What about "check if the user is right"? For thinking or agentic modes this might work.

For example, when someone here inevitably tells me this isn't feasible, I'm going to investigate if they are right before responding ;)

▲

Filligree 3 days ago | parent | prev [-]

It's a really hard problem to solve!

You might think you can train the AI to do it in the usual fashion, by training on examples of the AI calling out errors, and agreeing with facts, and if you do that—and if the AI gets smart enough—then that should work.

If. You. Do. That.

Which you can't, because humans also make mistakes. Inevitably, there will be facts in the 'falsehood' set—and vice versa. Accordingly, the AI will not learn to tell the truth. What it will learn instead is to tell you what you want to hear.

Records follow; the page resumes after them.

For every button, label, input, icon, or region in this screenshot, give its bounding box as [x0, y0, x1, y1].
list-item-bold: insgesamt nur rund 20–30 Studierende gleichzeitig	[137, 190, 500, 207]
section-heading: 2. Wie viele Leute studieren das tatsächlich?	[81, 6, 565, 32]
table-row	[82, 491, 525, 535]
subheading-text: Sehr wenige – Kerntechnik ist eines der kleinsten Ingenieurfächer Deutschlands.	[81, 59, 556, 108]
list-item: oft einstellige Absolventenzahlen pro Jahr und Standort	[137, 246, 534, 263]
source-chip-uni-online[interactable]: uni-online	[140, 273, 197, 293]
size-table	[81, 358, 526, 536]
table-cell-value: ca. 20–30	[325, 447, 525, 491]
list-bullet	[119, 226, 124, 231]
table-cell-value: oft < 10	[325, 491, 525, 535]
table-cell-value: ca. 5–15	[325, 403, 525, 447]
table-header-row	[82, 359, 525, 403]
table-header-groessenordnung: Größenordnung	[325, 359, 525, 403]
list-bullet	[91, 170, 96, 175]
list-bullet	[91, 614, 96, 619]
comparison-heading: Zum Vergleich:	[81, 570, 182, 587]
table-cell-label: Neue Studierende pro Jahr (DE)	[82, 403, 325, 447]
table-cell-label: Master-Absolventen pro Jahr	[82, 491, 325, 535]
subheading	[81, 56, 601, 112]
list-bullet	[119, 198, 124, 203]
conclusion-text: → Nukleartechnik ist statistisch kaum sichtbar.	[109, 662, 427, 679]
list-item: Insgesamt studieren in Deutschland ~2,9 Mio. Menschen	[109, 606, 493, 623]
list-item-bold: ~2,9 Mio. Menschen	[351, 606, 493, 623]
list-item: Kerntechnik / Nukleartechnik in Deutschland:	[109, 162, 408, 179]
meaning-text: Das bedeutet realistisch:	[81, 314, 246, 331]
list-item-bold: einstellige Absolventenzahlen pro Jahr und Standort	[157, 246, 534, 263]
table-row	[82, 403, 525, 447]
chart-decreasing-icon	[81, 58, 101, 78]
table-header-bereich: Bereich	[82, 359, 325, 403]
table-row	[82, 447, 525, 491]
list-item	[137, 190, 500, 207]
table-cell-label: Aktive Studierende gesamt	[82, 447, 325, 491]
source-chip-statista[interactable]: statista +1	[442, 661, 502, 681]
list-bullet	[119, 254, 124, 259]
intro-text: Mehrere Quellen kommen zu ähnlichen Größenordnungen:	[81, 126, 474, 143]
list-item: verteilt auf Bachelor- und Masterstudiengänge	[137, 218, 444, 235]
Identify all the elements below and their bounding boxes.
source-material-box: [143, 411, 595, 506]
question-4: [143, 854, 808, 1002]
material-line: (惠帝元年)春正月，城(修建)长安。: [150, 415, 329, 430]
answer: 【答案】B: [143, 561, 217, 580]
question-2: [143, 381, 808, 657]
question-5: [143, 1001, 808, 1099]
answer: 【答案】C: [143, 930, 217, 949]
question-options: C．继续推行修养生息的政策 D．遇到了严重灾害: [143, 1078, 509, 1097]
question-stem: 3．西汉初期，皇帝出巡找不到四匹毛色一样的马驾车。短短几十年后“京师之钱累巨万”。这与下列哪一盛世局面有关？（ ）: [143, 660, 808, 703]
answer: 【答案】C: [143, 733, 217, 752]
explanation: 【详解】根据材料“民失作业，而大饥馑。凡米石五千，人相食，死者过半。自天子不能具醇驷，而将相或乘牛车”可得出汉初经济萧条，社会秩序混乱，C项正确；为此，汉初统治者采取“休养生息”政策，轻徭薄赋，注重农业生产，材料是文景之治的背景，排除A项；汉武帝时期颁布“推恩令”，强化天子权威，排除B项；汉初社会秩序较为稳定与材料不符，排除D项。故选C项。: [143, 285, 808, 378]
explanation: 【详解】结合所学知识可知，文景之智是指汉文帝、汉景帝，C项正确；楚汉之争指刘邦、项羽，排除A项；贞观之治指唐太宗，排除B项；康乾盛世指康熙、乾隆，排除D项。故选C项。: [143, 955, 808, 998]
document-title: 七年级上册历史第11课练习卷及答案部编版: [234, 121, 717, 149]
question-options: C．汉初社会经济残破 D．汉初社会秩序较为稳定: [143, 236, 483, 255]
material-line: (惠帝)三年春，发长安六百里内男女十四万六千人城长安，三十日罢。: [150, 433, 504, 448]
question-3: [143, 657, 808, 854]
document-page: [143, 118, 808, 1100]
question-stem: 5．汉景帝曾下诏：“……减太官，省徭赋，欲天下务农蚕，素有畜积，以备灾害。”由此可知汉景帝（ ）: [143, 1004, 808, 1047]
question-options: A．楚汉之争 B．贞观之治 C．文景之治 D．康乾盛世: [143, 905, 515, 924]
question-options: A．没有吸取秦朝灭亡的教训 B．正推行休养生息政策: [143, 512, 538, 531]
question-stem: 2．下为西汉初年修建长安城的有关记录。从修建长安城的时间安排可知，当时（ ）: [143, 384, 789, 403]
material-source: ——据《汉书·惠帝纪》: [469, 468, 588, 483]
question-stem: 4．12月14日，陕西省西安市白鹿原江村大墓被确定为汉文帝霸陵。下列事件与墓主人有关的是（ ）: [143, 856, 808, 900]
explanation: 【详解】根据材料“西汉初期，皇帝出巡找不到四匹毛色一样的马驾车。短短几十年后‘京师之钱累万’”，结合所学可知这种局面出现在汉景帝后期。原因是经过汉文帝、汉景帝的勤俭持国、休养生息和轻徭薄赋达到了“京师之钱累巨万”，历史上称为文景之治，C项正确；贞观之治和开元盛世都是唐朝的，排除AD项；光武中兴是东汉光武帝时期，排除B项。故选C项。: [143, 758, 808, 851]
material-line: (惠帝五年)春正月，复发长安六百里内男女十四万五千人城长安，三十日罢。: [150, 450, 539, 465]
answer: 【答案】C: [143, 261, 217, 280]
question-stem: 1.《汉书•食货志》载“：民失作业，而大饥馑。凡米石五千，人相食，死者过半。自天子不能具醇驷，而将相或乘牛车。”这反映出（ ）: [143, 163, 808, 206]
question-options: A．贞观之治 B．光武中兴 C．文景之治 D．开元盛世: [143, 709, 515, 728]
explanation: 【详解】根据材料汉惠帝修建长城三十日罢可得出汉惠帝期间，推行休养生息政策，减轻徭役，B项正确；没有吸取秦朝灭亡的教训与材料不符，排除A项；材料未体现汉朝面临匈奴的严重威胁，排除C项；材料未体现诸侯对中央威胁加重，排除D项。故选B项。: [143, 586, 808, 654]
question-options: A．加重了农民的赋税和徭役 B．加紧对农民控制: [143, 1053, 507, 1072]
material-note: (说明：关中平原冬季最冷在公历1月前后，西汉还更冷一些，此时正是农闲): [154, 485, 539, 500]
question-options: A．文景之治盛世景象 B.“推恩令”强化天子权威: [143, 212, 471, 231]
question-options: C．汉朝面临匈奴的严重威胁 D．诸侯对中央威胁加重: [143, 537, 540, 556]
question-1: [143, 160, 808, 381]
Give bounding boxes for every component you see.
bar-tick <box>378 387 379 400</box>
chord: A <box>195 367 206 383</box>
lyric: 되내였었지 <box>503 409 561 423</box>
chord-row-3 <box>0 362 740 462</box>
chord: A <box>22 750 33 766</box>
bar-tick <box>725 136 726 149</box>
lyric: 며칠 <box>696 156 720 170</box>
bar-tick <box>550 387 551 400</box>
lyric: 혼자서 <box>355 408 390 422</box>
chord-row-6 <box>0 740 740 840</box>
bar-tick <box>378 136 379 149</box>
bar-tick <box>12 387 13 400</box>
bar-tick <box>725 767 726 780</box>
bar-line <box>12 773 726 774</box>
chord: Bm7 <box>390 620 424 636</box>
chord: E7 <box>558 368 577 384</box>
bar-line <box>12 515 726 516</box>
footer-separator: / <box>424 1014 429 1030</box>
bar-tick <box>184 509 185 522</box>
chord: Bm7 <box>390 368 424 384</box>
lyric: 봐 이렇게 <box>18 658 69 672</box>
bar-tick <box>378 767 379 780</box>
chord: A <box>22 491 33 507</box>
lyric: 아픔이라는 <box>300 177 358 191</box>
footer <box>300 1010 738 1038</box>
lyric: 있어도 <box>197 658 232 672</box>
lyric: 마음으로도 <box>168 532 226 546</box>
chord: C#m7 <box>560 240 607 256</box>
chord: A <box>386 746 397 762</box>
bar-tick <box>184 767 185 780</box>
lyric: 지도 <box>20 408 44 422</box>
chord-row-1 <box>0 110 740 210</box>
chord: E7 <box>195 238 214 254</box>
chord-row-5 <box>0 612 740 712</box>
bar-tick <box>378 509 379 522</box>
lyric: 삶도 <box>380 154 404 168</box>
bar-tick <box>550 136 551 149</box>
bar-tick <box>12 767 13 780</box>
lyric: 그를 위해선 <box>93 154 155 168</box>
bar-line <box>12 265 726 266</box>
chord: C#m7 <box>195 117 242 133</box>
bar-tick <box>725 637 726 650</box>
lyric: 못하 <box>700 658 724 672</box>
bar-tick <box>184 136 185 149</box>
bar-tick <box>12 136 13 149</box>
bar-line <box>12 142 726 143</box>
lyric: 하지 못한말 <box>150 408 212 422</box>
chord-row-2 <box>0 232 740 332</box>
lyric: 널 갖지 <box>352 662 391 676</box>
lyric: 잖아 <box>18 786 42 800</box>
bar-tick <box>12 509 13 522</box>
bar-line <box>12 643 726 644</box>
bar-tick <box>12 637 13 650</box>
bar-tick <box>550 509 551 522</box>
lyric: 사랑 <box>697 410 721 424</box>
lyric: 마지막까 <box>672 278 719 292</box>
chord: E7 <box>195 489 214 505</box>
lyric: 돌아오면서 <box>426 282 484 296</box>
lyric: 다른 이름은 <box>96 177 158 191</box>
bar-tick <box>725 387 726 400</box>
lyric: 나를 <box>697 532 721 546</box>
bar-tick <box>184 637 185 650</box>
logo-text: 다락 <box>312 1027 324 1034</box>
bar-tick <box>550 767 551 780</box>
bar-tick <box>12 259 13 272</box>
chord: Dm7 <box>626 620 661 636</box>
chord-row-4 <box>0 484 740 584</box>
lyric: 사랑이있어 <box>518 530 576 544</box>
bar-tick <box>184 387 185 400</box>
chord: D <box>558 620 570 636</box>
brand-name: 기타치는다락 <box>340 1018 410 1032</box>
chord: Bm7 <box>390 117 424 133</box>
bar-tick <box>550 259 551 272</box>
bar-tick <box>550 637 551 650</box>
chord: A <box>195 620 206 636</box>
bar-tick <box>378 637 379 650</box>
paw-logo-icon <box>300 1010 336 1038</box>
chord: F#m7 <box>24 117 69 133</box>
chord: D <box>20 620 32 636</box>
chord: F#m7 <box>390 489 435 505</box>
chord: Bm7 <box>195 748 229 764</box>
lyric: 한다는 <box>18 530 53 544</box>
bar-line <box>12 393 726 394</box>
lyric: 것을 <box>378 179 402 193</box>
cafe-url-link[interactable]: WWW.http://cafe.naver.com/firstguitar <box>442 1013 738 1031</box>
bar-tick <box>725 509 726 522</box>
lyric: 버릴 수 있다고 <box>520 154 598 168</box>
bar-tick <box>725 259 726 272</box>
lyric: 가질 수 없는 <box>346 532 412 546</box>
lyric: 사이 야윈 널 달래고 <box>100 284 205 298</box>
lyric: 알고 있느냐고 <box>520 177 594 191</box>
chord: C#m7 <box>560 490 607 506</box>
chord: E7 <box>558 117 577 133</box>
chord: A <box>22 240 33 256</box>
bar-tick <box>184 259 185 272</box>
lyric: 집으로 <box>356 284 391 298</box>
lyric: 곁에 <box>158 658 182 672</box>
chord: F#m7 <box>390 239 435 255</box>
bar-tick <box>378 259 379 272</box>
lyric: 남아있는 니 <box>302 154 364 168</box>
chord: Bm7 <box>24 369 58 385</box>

Which is... approximately what we're seeing, isn't it? Though maybe not for that exact reason.

	▲	3 days ago \| parent \| next [-]
		[deleted]
	▲	dchftcs 3 days ago \| parent \| prev [-]
		The AI needs to be able to lookup data and facts and weigh them properly. Which is not easy for humans either; once you're indoctrinated in something, and you trust a bad data source over another, it's evidently very hard to correct course.